御器谷法律事務所

独占禁止法の勉強


 独占禁止法は、他の法律にくらべて、条文の解釈よりも、かなり経済や経営の実体が分からないと理解しにくい法分野であると思います。日々ビジネスや他の勉強にも忙しい方々にとって、独禁法を身近に感じるような勉強の工夫が必要ではないかと思います。私の独禁法の勉強の仕方は、例えば次のようなやり方をしています。ご参考までに。

1. 条文全体に目を通す
 独禁法の第1条から第118条まで通して一度目を通してみましょう。独禁法の全体像を漠然とでも把握することが大切。六法は、三省堂の「模範六法」等の判例付きの六法がいいでしょう。しかも、できれば経済法の分野をカッターで切り取っておくと、携帯にも便利、電車の中でも目を通せます。

2. 教科書
 学界やビジネスの世界でも定評があり、入手しやすい教科書と言えば、私の全くの主観的チョイスですが、例えば次の本がおすすめでしょう。なお、読み方としては、論点毎に意義、要件、効果を簡潔にまとめ、その後に事例や判例を追加してゆくのも一方法でしょう。
(1) 根岸哲、舟田正之著「独占禁止法概説」(有斐閣発行)
 実によくまとまった解説に感心します。独禁法について万遍なく記載されていますので、体系的理解には最適の一冊。
(2) 金井貴嗣、川濱昇、泉水文雄編「独占禁止法」(弘文堂発行)
 経済法学者12名の方々による共著で経済法の全分野にわたって分かりやすく記述されています。
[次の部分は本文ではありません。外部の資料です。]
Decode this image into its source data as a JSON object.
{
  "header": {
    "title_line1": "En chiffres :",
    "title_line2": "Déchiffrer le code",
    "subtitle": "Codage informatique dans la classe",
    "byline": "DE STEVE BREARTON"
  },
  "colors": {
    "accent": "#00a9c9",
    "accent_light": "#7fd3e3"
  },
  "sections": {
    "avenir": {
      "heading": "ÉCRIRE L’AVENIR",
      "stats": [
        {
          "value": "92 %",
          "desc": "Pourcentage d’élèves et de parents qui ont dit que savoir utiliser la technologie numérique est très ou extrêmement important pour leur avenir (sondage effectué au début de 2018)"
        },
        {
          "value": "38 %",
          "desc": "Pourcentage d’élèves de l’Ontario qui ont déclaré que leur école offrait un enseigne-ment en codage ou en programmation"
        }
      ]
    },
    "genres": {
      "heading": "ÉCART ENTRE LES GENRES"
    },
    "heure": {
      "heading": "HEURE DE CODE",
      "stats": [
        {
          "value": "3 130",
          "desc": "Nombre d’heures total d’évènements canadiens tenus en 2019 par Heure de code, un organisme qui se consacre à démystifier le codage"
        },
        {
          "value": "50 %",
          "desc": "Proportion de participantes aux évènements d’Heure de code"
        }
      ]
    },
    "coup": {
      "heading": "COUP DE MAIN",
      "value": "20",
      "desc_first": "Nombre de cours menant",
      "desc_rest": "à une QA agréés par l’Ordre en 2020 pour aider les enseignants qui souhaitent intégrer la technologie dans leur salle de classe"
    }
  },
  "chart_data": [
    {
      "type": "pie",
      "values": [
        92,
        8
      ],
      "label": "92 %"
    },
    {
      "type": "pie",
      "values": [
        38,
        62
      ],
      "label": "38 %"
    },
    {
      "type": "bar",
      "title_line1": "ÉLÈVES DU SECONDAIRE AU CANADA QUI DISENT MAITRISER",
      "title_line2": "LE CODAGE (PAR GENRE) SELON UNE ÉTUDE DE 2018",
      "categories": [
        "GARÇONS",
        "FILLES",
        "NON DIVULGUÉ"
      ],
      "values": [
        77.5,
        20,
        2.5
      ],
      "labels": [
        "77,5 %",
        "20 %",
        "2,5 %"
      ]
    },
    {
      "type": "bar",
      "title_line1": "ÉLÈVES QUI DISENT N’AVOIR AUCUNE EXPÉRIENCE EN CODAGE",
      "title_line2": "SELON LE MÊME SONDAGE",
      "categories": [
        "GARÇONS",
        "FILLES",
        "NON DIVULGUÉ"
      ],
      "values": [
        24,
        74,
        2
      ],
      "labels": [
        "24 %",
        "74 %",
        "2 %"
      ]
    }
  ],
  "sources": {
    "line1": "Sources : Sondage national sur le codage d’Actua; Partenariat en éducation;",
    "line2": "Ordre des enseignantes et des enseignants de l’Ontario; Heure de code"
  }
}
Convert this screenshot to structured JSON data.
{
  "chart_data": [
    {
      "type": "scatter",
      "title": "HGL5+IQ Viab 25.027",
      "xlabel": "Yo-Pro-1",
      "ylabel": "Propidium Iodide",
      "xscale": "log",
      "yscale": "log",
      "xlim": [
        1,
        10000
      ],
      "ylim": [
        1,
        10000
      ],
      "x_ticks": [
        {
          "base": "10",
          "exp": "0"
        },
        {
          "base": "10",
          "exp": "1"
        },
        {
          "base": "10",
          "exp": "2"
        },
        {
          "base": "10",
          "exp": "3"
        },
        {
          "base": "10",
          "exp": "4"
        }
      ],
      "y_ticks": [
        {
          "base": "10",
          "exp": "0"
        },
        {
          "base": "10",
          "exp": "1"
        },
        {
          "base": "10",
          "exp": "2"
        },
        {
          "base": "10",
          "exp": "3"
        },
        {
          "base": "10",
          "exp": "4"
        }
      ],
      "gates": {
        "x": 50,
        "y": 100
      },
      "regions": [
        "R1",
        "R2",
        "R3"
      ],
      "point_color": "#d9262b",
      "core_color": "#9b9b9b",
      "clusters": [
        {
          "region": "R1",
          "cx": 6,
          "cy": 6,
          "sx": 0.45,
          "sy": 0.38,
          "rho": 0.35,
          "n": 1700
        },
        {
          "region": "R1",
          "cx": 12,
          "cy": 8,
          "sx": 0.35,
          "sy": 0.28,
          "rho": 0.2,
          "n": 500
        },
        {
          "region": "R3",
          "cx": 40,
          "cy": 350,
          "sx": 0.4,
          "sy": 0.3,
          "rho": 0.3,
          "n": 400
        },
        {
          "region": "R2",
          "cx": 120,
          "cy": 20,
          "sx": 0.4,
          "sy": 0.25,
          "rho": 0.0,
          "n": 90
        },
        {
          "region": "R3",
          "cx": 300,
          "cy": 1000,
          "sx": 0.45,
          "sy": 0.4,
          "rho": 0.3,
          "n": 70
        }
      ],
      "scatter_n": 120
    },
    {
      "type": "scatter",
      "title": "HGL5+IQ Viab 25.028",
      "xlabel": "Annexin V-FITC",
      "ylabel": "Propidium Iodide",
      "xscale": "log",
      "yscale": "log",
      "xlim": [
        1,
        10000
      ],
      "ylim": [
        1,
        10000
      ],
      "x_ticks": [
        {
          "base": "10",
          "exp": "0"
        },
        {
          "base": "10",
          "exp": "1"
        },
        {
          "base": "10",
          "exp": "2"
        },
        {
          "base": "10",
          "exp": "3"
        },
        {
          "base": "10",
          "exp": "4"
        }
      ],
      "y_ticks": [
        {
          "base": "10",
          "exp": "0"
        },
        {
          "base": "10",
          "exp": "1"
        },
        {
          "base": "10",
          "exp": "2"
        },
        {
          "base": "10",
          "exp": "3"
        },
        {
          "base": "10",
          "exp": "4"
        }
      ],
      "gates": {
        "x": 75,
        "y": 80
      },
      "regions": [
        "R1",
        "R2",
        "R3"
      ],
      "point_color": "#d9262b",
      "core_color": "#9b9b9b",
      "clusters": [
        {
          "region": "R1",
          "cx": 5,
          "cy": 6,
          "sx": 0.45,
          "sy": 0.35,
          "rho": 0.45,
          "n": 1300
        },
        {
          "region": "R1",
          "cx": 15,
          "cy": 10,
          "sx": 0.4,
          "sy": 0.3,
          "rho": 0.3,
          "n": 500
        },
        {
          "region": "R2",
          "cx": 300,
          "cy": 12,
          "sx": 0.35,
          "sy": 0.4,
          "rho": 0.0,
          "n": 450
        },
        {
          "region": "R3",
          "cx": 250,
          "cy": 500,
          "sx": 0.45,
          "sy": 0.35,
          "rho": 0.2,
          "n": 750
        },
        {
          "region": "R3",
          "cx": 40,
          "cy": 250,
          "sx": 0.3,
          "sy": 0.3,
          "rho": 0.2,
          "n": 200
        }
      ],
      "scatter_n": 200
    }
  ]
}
ロースクール等のテキストとしても使われているようです。
(3) 白石忠志著「独占禁止法」(有斐閣発行)
 読み応えのある独禁法の体系書であり、ようやく出版されたとの感があり、今後本書を教科書として利用する方が増えるものとも思われます。

3. 事例の勉強
 独禁法の理解には、ケースが特に重要です。
 「独禁法審決・判例百選」(有斐閣、別冊ジュリスト)が最適。ちなみに事例は百を大幅に超えています。
 なお、ロースクール向きには、「ケースブック独占禁止法」(弘文堂)、白石忠志著「独禁法事例の勘所」(有斐閣)等もあります。

4. 「独占禁止法関係法令集」(公正取引協会発行)
 法令のみならずガイドライン等も幅広く載っています。

5. 実務書
 「独占禁止法の法律相談」(青林書院)、「独占禁止法実務の手引き」(判例タイムズ社発行)、「実務経済法講義」(民事法研究会)等々どんどん素晴らしい本が出版されています。

6. 法律雑誌
 「公正取引」(公正取引協会)、「判例時報」、「NBL」、「商事法務」、「ビジネス法務」、「公正取引委員会年次報告」(独占禁止白書)等々。

7. 新聞
 独禁法関係の記事はやはり日本経済新聞がよく取り上げています。私は、独禁法関係の新聞記事を切り抜きスクラップ帳にまとめています。

8. ホームページ
 公正取引委員会(http://www.jftc.go.jp/)、最高裁判所(http://www.courts.go.jp/)、FTC(http://www.ftc.gov/)のHPは「お気に入り」に入れておきたいものです。

9. 研究団体への所属
 私は、独禁法の研究団体としては、日本経済法学会、東京弁護士会独占禁止法研究部、競争法フォーラムに所属しています。